Target (NYSE:TGT) posted yet another strong quarter of revenue and earnings growth on Wednesday, defying the malaise of the retail industry. Revenue rose 4.7%, with digital sales leading the way, up 31% year over year. Adjusted earnings per share climbed 24.9% on the back of a 22.3% increase in operating income.

Target's numbers compare favorably to its biggest rivals, Walmart (NYSE:WMT) and Amazon (NASDAQ:AMZN). While Walmart's online sales outpaced Target's by 10 percentage points, Target saw its overall sales grow faster thanks to strong store traffic growth. Meanwhile, Target's digital growth outpaced Amazon's 24% increase in North American sales.

Most importantly, Target is growing its sales in an extremely cost-efficient manner, which has led to its excellent bottom-line results.

A Target worker delivering an item to a customer's car.

Image source: Target.

It all starts with product mix

Target saw exceptional growth in the apparel category. Management said comparable sales of apparel grew 10% year over year last quarter, by far its strongest category. 

Target's success stands in stark contrast to general apparel retailers' results this quarter. Walmart's management notably said it saw "softness in apparel" last quarter due to unseasonably warm weather.

That growth is being driven by Target's private-label brands, as well as some national brands the company added last quarter. Target's home-grown brands have been a staple of its success over the last few years. Amazon has also had notable success with its own private-label brands. Walmart's finally following in Target's footsteps, building its own brands in-house, after a couple of years of trying to acquire brands and shoehorn them into its business.

Not only are Target's private brands driving increased sales in key product categories, but they also produce better margins for the company. Target launched a new private grocery brand last quarter, Good & Gather, which management expects to become its largest brand over the next year. That could improve its margin on its grocery business to supplement its other departments.

Target's sales have lower overhead than the competition

Target's increased foot traffic in the third quarter translated into lower fulfillment costs as a percentage of revenue for the company. When a customer goes into a Target store, picks an item off a shelf themselves, takes it to the register, and checks out, the marginal operating expense for that sale is practically nothing. So the 3.1% increase in store traffic last quarter and the 2.8% increase in comparable in-store sales mean lower average fulfillment costs for Target.

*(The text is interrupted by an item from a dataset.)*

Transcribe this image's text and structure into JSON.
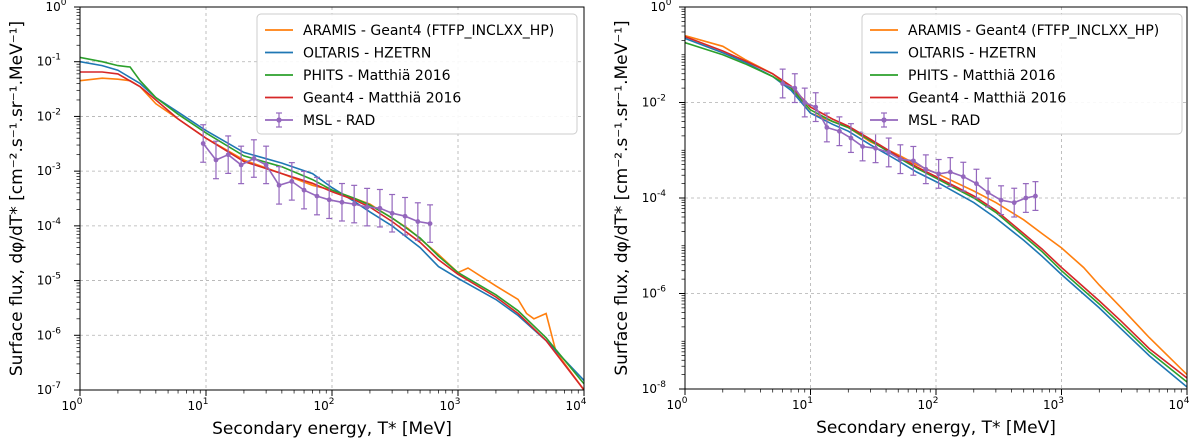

Meanwhile, Target's online sales growth is driven primarily by its same-day fulfillment options: pickup, Drive Up, and Shipt. Management says 80% of digital sales growth came from same-day fulfillment. These options have much lower fulfillment costs than shipping items longer distances to customers' doors.

Meanwhile, Amazon is competing by offering Prime members one-day shipping on over 10 million items. And while the benefit is compelling enough to drive incremental sales, it comes at a huge cost to Amazon's bottom line in the near term.

Management still sees room to scale its higher-margin same-day fulfillment options. Productivity on "pick, prep, pack, and ship" from its stores has increased 60% this year. And there's still a wide gap in sales from its average stores to its most productive stores.

The combination of lower operating expenses and higher gross-margin sales resulted in significantly better-than-expected earnings results for Target. Management expects that trend to continue in the fourth quarter and next year as Target's private-label brands and same-day fulfillment options continue to drive growth while it brings greater traffic into its physical stores.